Our report on the death of Joerg Groessler, developer of breakthrough designs for enterprise server backup, has drawn out some history, tribute, and a clarification since we posted the July 24 entry.
The subject of third parties' sparks for the 3000's flame is an important one. Throughout the platform's history, the most breakthrough of designs and development for the system have come from outside HP's labs. Hewlett-Packard's engineers have executed well on the challenges of keeping up the flow of customer requests for the MPE/iX Command Interpreter and Posix interfaces, as well as enhancements to some other subsystem modules.
The labs' contribution of open source favorites such as C++, Apache, Samba, domain name services and more began outside HP, however.
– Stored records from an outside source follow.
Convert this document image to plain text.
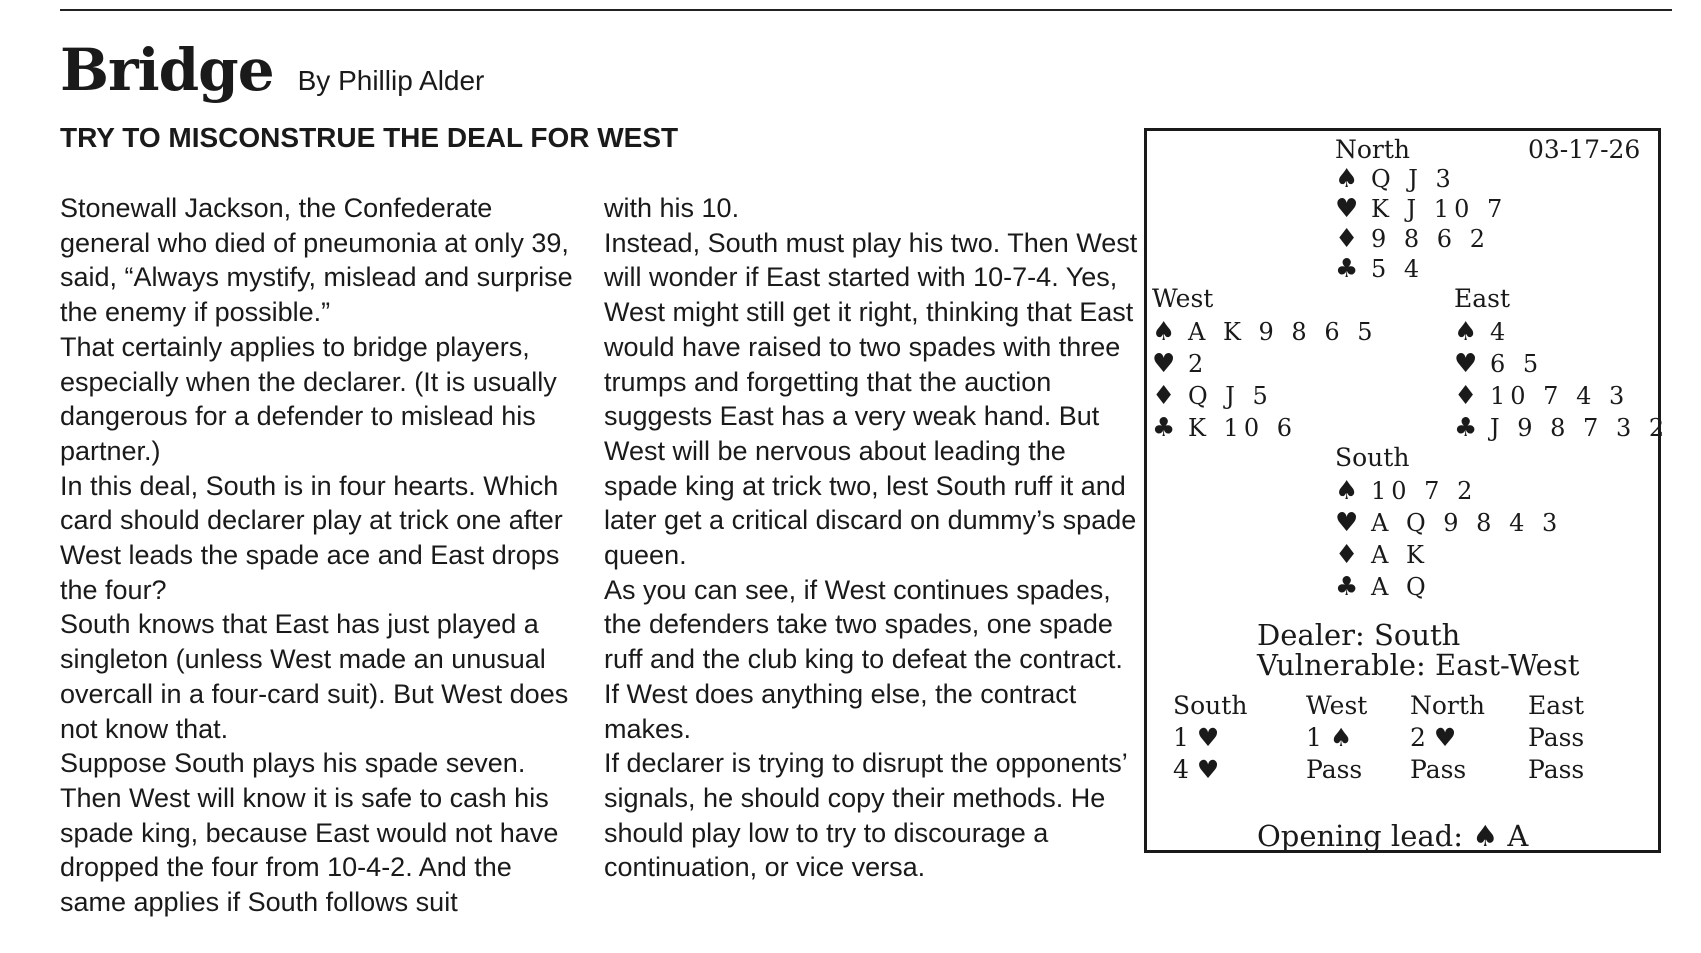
Bridge By Phillip Alder
TRY TO MISCONSTRUE THE DEAL FOR WEST

Stonewall Jackson, the Confederate general who died of pneumonia at only 39, said, “Always mystify, mislead and surprise the enemy if possible.”

That certainly applies to bridge players, especially when the declarer. (It is usually dangerous for a defender to mislead his partner.)

In this deal, South is in four hearts. Which card should declarer play at trick one after West leads the spade ace and East drops the four?

South knows that East has just played a singleton (unless West made an unusual overcall in a four-card suit). But West does not know that.

Suppose South plays his spade seven. Then West will know it is safe to cash his spade king, because East would not have dropped the four from 10-4-2. And the same applies if South follows suit

with his 10.

Instead, South must play his two. Then West will wonder if East started with 10-7-4. Yes, West might still get it right, thinking that East would have raised to two spades with three trumps and forgetting that the auction suggests East has a very weak hand. But West will be nervous about leading the spade king at trick two, lest South ruff it and later get a critical discard on dummy’s spade queen.

As you can see, if West continues spades, the defenders take two spades, one spade ruff and the club king to defeat the contract. If West does anything else, the contract makes.

If declarer is trying to disrupt the opponents’ signals, he should copy their methods. He should play low to try to discourage a continuation, or vice versa.

North	03-17-26
♠ Q J 3
♥ K J 10 7
♦ 9 8 6 2
♣ 5 4
West
♠ A K 9 8 6 5
♥ 2
♦ Q J 5
♣ K 10 6
East
♠ 4
♥ 6 5
♦ 10 7 4 3
♣ J 9 8 7 3 2
South
♠ 10 7 2
♥ A Q 9 8 4 3
♦ A K
♣ A Q
Dealer: South
Vulnerable: East-West
South West North East
1 ♥	1 ♠ 2 ♥	Pass
4 ♥	Pass Pass Pass
Opening lead: ♠ A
Each of these mainstays then went through the gauntlet of testing and integration and documentation at the hands of HP's lab experts. More recent work on IO and device support has led to use of disks larger than 300 GB and the forthcoming SCSI pass-through driver.
But in the dawning years of the platform, software engineers outside HP delivered crucial tools and processes. It's important to remember this as HP's development resources wane for the 3000. Third parties are still alive in this ecosystem. Some are lively long after HP calculated they would survive.
Alfredo Rego and Rene Woc produced Adager, the first database adapter and manager — for a platform whose largest claim to fame was an award-winning, bundled database. (IMAGE co-creator Fred White built the product, too — after leaving HP.) Looking at MPEX from VEsoft shows how the 3000's operating environment can be streamlined, turbo-charged and built into a tool which any sysadmin, manager or programmer can benefit from. Such products arrived unprompted in the 1970s and 1980s, and even into the 1990s, sparked by the community's devotion to the 3000.
The first XML tool for the 3000 arrived just last year, offered by Canam Software. The platform has a way of keeping up with what is essential, thanks to third parties like Groessler and Orbit, which released the first 256-bit encryption facility for the 3000 this year.
Groessler's work went beyond the backup genius that bettered HP's STORE and RESTORE. Winston Krieger, the first Technical Director for 1980s software powerhouse Tymlabs, offered us a story about Groessler's efforts on Backup/3000. Krieger noted that the released product passed through Groessler's design lab, but Tymlabs revised the program to ship the first full-functioning version. But in his correction, Krieger also offered great praise for his colleague, citing the development of CopyRite, a better, faster method to copy files on early '80s HP 3000s.